After Meredith struck a $2.4 billion deal with Media General in September 2015, Nexstar swooped in with a better offer. Like any heartbroken bride, Meredith was reluctant to back off. It finally did on Wednesday, thus ending another chapter in its merger soap opera. It gets a $60 million parting gift and some proceeds from whatever TV spectrum Media General sells in an upcoming auction.
It was an odd corporate marriage anyway. Media General had offloaded its newspapers, meaning it would have created a bigger local TV company with a collection of women’s magazines like “Family Circle” attached. A better fit for Meredith is probably Time Inc, home to “People” and “Sports Illustrated.” Time Warner spun it off in June 2014, which means a two-year anniversary is approaching that frees it up to contemplate a deal again without jeopardizing the tax advantages of the separation.
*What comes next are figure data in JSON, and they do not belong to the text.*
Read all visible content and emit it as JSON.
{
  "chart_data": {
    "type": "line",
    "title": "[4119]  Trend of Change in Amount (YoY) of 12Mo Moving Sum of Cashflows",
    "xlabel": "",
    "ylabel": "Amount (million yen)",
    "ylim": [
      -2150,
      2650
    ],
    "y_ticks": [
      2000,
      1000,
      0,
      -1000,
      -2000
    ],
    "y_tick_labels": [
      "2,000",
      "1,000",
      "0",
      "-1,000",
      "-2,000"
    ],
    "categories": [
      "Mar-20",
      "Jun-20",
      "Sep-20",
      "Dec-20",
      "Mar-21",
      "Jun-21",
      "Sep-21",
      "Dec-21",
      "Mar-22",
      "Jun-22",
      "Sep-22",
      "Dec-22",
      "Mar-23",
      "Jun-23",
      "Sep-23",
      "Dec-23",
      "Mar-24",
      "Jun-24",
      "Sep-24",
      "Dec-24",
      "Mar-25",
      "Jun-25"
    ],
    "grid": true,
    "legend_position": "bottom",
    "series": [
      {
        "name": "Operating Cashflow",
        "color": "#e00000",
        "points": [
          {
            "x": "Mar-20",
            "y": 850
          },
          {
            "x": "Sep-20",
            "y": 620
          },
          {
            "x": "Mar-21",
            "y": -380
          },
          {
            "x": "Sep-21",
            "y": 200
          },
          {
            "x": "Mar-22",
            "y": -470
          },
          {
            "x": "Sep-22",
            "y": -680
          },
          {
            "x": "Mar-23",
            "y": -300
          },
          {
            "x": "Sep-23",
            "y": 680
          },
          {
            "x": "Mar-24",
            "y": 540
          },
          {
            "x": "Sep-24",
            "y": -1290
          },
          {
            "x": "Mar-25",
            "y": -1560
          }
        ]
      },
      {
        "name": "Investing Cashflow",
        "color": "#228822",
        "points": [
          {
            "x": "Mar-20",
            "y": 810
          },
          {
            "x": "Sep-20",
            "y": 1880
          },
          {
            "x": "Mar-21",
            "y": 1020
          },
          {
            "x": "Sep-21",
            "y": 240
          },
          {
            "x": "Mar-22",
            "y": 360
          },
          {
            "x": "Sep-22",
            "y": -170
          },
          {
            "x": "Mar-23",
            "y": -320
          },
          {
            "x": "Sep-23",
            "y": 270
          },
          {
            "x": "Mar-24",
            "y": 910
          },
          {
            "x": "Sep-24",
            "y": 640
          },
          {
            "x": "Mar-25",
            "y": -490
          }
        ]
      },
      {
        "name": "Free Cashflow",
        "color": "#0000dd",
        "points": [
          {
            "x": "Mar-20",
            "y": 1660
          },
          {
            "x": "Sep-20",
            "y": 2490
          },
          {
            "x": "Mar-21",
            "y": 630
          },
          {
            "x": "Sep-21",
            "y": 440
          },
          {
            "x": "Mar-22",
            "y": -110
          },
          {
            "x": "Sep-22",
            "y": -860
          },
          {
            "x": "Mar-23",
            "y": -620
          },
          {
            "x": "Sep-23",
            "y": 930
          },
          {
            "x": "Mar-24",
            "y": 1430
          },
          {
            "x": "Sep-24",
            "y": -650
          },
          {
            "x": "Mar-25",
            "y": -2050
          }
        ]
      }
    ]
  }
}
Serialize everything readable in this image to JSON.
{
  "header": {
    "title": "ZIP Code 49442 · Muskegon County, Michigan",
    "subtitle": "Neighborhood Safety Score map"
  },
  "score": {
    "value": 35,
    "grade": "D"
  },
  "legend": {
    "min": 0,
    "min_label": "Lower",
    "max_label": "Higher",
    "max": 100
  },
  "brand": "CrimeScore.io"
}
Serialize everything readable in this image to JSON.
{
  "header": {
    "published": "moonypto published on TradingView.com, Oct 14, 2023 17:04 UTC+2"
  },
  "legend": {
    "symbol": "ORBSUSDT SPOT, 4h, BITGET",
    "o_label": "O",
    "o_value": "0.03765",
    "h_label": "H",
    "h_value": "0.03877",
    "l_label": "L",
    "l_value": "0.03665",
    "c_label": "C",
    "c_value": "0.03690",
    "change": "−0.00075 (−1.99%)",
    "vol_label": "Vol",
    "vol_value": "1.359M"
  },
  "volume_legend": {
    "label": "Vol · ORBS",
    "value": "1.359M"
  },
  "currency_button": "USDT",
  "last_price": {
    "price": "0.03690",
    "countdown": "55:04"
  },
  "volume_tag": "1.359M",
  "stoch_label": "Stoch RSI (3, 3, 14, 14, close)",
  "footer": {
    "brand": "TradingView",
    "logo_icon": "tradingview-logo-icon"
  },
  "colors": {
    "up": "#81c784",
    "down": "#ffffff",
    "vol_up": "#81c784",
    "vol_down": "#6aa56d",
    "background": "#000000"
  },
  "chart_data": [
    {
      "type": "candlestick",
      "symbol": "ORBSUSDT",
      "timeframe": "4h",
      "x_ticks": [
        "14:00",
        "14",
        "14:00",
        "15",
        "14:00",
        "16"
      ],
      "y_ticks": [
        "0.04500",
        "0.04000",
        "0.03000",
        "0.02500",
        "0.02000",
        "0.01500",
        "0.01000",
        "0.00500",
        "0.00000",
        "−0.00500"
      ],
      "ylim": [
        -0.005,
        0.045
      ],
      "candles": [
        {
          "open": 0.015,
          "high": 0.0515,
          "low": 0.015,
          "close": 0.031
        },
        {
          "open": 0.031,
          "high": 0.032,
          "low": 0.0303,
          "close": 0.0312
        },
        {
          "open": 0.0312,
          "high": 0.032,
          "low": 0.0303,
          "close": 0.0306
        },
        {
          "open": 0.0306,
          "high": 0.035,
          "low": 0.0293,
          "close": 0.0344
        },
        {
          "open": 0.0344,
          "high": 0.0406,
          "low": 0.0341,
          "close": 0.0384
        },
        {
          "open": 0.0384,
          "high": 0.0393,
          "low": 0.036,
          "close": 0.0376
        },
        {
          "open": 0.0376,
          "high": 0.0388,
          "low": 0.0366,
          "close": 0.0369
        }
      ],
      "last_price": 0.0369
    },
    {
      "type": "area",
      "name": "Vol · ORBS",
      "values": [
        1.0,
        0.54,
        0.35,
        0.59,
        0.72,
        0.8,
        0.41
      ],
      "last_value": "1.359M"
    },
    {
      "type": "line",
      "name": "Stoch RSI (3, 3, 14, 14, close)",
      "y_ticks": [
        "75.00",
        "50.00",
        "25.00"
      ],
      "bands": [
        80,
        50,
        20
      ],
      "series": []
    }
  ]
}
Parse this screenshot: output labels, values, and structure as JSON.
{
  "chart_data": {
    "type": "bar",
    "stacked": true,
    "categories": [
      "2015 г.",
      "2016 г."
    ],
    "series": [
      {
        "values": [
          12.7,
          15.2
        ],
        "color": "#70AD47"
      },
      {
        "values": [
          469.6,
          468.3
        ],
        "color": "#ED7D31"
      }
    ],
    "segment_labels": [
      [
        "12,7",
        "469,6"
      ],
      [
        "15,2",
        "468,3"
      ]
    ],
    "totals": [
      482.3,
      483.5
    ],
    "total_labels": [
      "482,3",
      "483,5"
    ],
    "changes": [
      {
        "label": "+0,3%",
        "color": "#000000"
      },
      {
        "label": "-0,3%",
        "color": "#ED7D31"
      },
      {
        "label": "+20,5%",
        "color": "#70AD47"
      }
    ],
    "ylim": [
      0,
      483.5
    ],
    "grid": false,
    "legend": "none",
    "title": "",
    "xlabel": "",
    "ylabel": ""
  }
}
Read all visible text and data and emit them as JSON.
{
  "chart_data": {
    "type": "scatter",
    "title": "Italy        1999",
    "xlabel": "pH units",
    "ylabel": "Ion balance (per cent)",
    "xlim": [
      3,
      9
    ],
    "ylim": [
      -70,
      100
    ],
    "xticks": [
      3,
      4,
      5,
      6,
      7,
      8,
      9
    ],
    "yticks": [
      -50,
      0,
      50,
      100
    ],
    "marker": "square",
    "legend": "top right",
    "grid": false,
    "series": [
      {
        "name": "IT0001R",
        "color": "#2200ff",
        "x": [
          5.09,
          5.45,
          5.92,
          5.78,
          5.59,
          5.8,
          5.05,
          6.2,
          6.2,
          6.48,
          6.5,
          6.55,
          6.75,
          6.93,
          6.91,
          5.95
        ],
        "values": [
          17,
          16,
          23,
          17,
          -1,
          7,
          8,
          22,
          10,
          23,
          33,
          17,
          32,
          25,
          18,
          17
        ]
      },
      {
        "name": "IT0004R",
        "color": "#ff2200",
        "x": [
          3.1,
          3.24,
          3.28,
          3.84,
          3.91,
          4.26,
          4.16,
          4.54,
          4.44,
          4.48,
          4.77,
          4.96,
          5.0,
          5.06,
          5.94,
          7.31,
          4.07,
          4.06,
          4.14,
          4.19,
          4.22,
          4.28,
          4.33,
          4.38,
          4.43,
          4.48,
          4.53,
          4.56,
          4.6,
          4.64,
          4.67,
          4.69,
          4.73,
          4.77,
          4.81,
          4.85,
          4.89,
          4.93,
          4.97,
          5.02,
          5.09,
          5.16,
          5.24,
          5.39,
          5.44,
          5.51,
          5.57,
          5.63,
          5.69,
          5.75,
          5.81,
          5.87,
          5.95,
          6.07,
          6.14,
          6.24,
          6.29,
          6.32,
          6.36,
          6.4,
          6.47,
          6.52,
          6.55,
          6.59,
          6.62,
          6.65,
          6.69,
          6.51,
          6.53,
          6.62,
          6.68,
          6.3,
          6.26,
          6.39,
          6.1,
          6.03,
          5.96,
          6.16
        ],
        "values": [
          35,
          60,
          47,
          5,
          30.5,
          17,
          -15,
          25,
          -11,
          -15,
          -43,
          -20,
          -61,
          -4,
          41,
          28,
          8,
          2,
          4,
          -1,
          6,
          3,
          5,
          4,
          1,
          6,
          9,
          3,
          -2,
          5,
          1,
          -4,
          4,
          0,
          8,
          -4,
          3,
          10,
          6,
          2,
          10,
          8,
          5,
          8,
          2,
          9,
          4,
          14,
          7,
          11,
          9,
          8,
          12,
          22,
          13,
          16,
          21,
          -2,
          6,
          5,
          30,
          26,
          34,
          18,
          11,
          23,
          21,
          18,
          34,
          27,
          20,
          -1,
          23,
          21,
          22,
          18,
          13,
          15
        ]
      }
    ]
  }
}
Meredith has benefited from diversification. Its 17 TV stations contributed nearly 60 percent of its EBITDA for the six months ending in December. Investors value those earnings at 8.7 times compared to peers who command a multiple closer to six, around where Time also trades.
Uniting with $1.6 billion Time could deliver meaningful cost savings. What’s more, Meredith, whose EBITDA margin is about 20 percent, might be able to help improve on Time’s 15 percent. With Time’s stock down more than 60 percent since it was ejected from its parent company – and its revenue prospects looking dim – it should be more willing to consider running back into Meredith’s arms.